The H V R [nest]
command applies a function to a given argument repeatedly. It
takes two values, ‘a’ and ‘n’, from the stack, where
‘n’ must be an
integer. It then applies the function nested
‘n’ times; if
the function is ‘f’ and ‘n’ is 3, the result is
‘f(f(f(a)))’.
The number ‘n’
may be negative if Calc knows an inverse for the function
‘f’; for
example, ‘nest(sin, a,
-2)’ returns ‘arcsin(arcsin(a))’.
The H V U
[anest] command is an accumulating version of
nest: It returns a vector of
‘n+1’ values,
e.g., ‘[a, f(a), f(f(a)),
f(f(f(a)))]’. If ‘n’ is negative and
‘F’ is the
inverse of ‘f’, then the result is of the form
‘[a, F(a), F(F(a)),
F(F(F(a)))]’.
The H I V R
[fixp] command is like H V R, except that
it takes only an ‘a’ value from the stack; the function
is applied until it reaches a “fixed point,” i.e.,
until the result no longer changes.
The H I V U
[afixp] command is an accumulating
fixp. The first element of the return vector will be
the initial value ‘a’; the last element will be the final
result that would have been returned by fixp.
For example, 0.739085 is a fixed point of the cosine function (in radians): ‘cos(0.739085) = 0.739085’. You can find this value by putting, say, 1.0 on the stack and typing H I V U C. (We use the accumulating version so we can see the intermediate results: ‘[1, 0.540302, 0.857553, 0.65329, ...]’. With a precision of six, this command will take 36 steps to converge to 0.739085.)
Newton's method for finding roots is a classic example of
iteration to a fixed point. To find the square root of five
starting with an initial guess, Newton's method would look for a
fixed point of the function ‘(x +
5/x) / 2’. Putting a guess of 1 on the stack
and typing H I V R ' ($ + 5/$)/2 <RET> quickly
yields the result 2.23607. This is equivalent to using the a
R (calc-find-root) command to find a root of
the equation ‘x^2 =
5’.
These examples used numbers for ‘a’ values. Calc keeps applying the function until two successive results are equal to within the current precision. For complex numbers, both the real parts and the imaginary parts must be equal to within the current precision. If ‘a’ is a formula (say, a variable name), then the function is applied until two successive results are exactly the same formula. It is up to you to ensure that the function will eventually converge; if it doesn't, you may have to press C-g to stop the Calculator.

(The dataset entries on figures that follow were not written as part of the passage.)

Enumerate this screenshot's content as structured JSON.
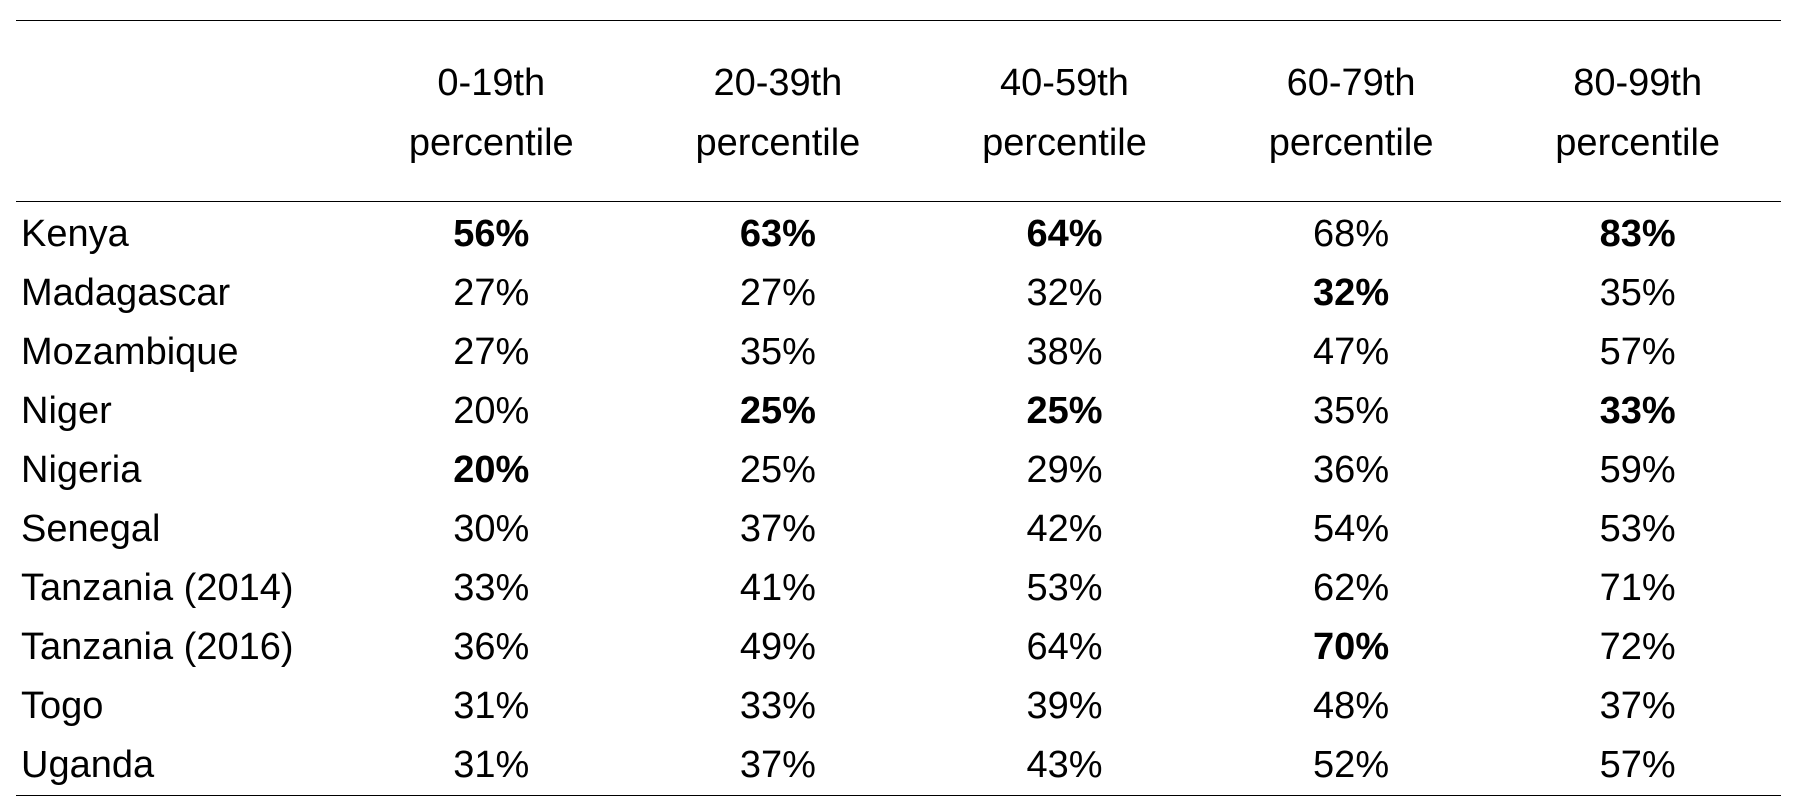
{
  "table": {
    "columns": [
      {
        "line1": "0-19th",
        "line2": "percentile"
      },
      {
        "line1": "20-39th",
        "line2": "percentile"
      },
      {
        "line1": "40-59th",
        "line2": "percentile"
      },
      {
        "line1": "60-79th",
        "line2": "percentile"
      },
      {
        "line1": "80-99th",
        "line2": "percentile"
      }
    ],
    "rows": [
      {
        "country": "Kenya",
        "values": [
          "56%",
          "63%",
          "64%",
          "68%",
          "83%"
        ],
        "bold": [
          true,
          true,
          true,
          false,
          true
        ]
      },
      {
        "country": "Madagascar",
        "values": [
          "27%",
          "27%",
          "32%",
          "32%",
          "35%"
        ],
        "bold": [
          false,
          false,
          false,
          true,
          false
        ]
      },
      {
        "country": "Mozambique",
        "values": [
          "27%",
          "35%",
          "38%",
          "47%",
          "57%"
        ],
        "bold": [
          false,
          false,
          false,
          false,
          false
        ]
      },
      {
        "country": "Niger",
        "values": [
          "20%",
          "25%",
          "25%",
          "35%",
          "33%"
        ],
        "bold": [
          false,
          true,
          true,
          false,
          true
        ]
      },
      {
        "country": "Nigeria",
        "values": [
          "20%",
          "25%",
          "29%",
          "36%",
          "59%"
        ],
        "bold": [
          true,
          false,
          false,
          false,
          false
        ]
      },
      {
        "country": "Senegal",
        "values": [
          "30%",
          "37%",
          "42%",
          "54%",
          "53%"
        ],
        "bold": [
          false,
          false,
          false,
          false,
          false
        ]
      },
      {
        "country": "Tanzania (2014)",
        "values": [
          "33%",
          "41%",
          "53%",
          "62%",
          "71%"
        ],
        "bold": [
          false,
          false,
          false,
          false,
          false
        ]
      },
      {
        "country": "Tanzania (2016)",
        "values": [
          "36%",
          "49%",
          "64%",
          "70%",
          "72%"
        ],
        "bold": [
          false,
          false,
          false,
          true,
          false
        ]
      },
      {
        "country": "Togo",
        "values": [
          "31%",
          "33%",
          "39%",
          "48%",
          "37%"
        ],
        "bold": [
          false,
          false,
          false,
          false,
          false
        ]
      },
      {
        "country": "Uganda",
        "values": [
          "31%",
          "37%",
          "43%",
          "52%",
          "57%"
        ],
        "bold": [
          false,
          false,
          false,
          false,
          false
        ]
      }
    ]
  }
}
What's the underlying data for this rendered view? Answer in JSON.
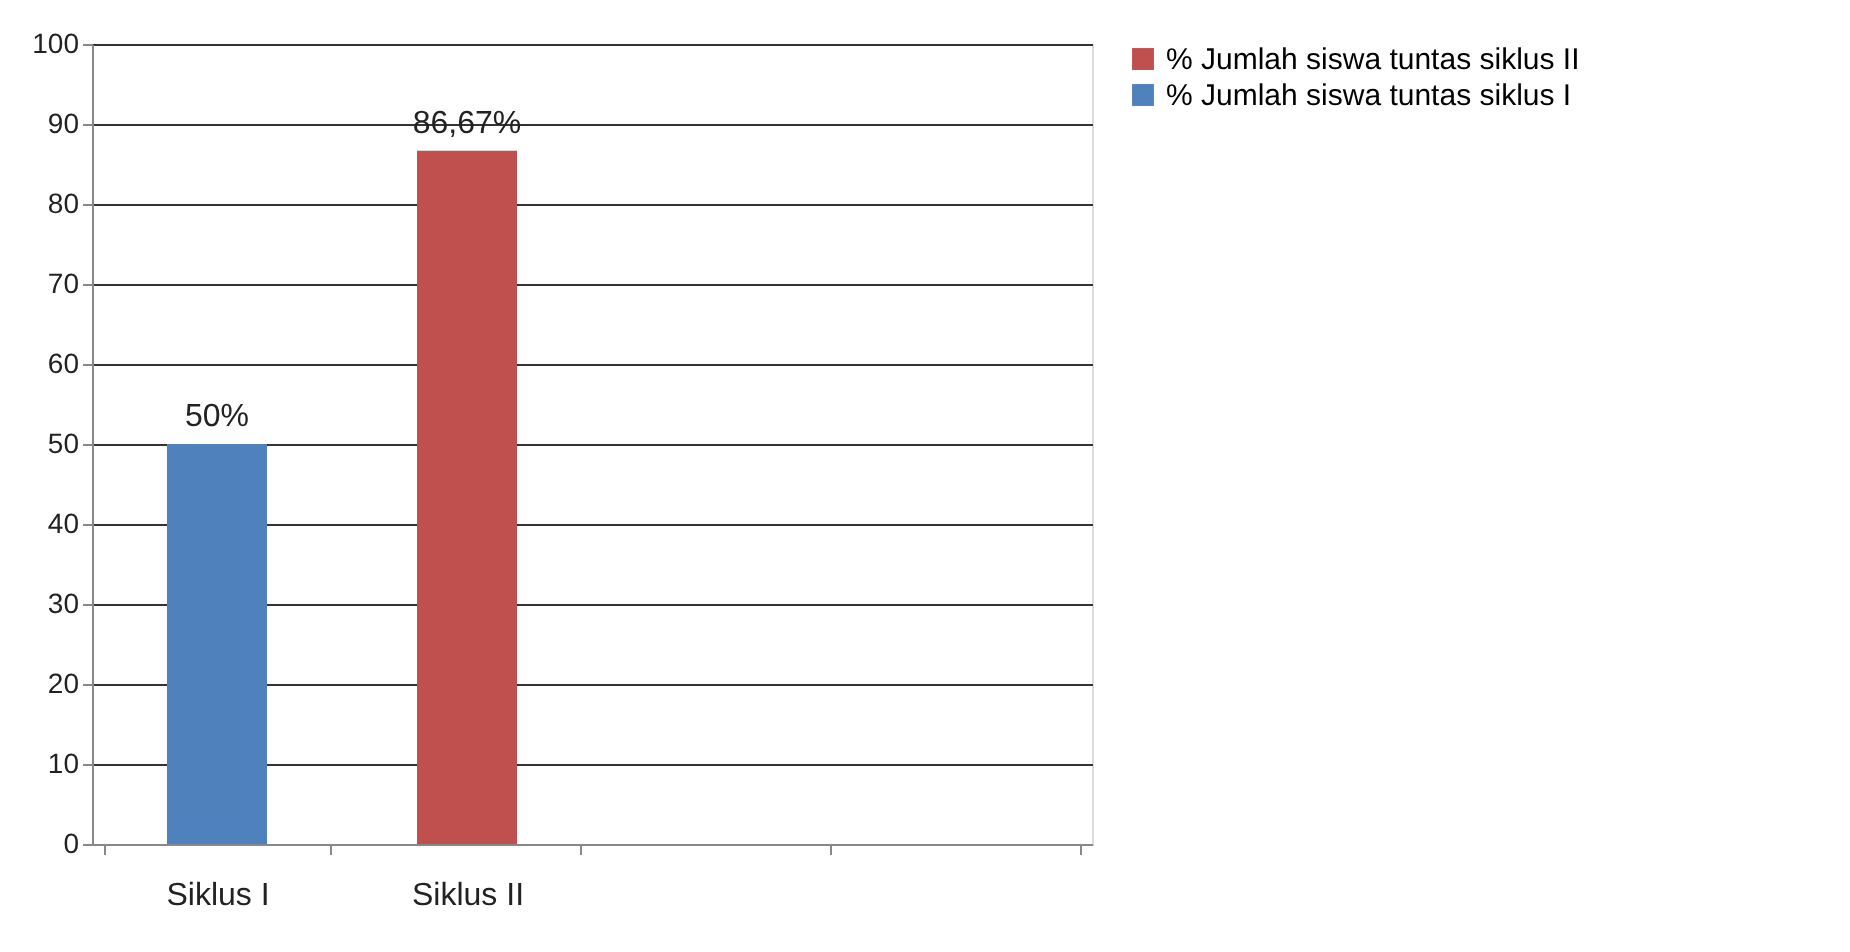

The algebraic fixp function takes two optional
arguments, ‘n’
and ‘tol’. The
first is the maximum number of steps to be allowed, and must be
either an integer or the symbol ‘inf’ (infinity, the default). The
second is a convergence tolerance. If a tolerance is specified,
all results during the calculation must be numbers, not formulas,
and the iteration stops when the magnitude of the difference
between two successive results is less than or equal to the
tolerance. (This implies that a tolerance of zero iterates until
the results are exactly equal.)
Putting it all together, ‘fixp(<(# + A/#)/2>, B, 20, 1e-10)’ computes the square root of ‘A’ given the initial guess ‘B’, stopping when the result is correct within the specified tolerance, or when 20 steps have been taken, whichever is sooner.